US-Based Software M&A: 2011 - Not what we’ve been expecting

Software is one of those classic scope:scale M&A sectors, where big players with tons of cash buy up little guys to address known customer demand (product scope), or increase efficiencies for existing offerings (cost cuts and economies of scale).

Surprisingly, after a big volume quarter in Spring 2010 ($16B)… the number of software deals has actually declined for three successive quarters… back down to 2008-2009 levels of about 200 deals/quarter.

Usually, a big M&A quarter with big deals, instigates shake-out and re-alignment within competitive product markets… deals drive deals. It hasn’t happened this time, even in the context of an economic recovery, strong acquiror earnings, and a rising equity market.

Our view is that paradoxically, these same factors are keeping a lid on deal-making.

Priority number #1 for the large software acquirors is delivering on earnings. They have aggressively cut headcount and discretionary spending… lessons learned in 2001-2002 bursting of the Internet bubble. M&A transactions have restructuring charges and front end-loaded investments. Good deals are accretive in year 1, but unless there are immediate sales synergies or cost cuts, even for single product line acquisitions, most deals hit stride in year 2.

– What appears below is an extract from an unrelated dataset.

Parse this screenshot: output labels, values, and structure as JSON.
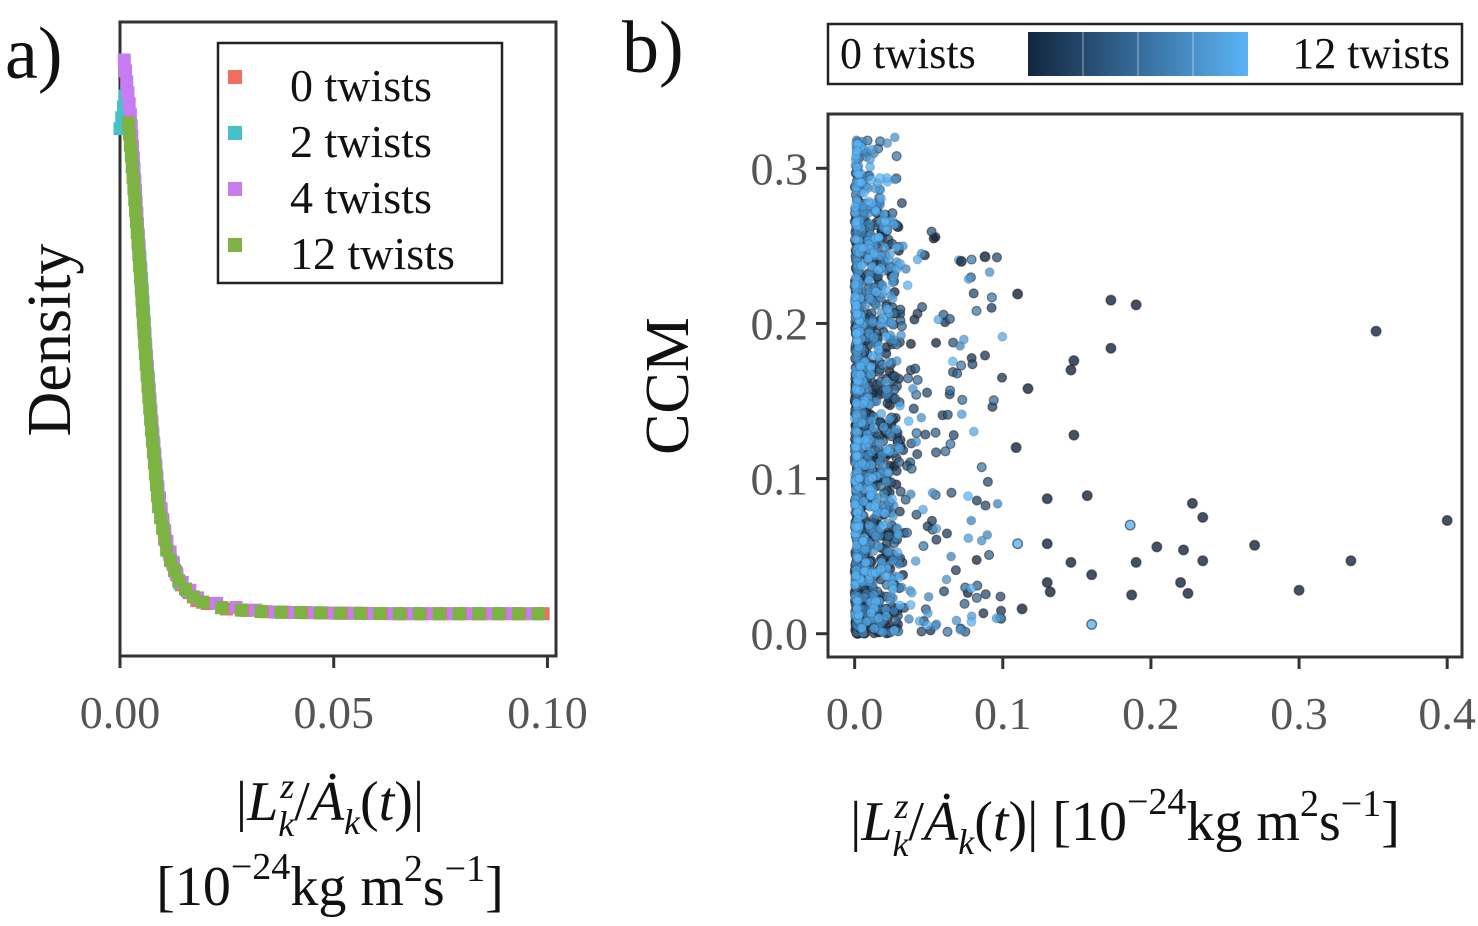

M&A is often considered to be another form investment, like CAPX or R&D. It is external versus internal, but at experienced acquirors, it is analyzed with similar capital budgeting tools. Absent strong champions within acquiror sales organizations, CEOs and their corporate development staffs are being cautious about deal-making, as with any discretionary spending. This situation obviously creates a growing backlog of good deals waiting to happen.

Our prediction for the back half of the year is that growth in M&A will rebound strongly with pressure on acquirors for top-line growth, and increased customer IT spending. We expect particular emphasis on enterprise productivity-oriented cloud, SAAS and mobile offerings.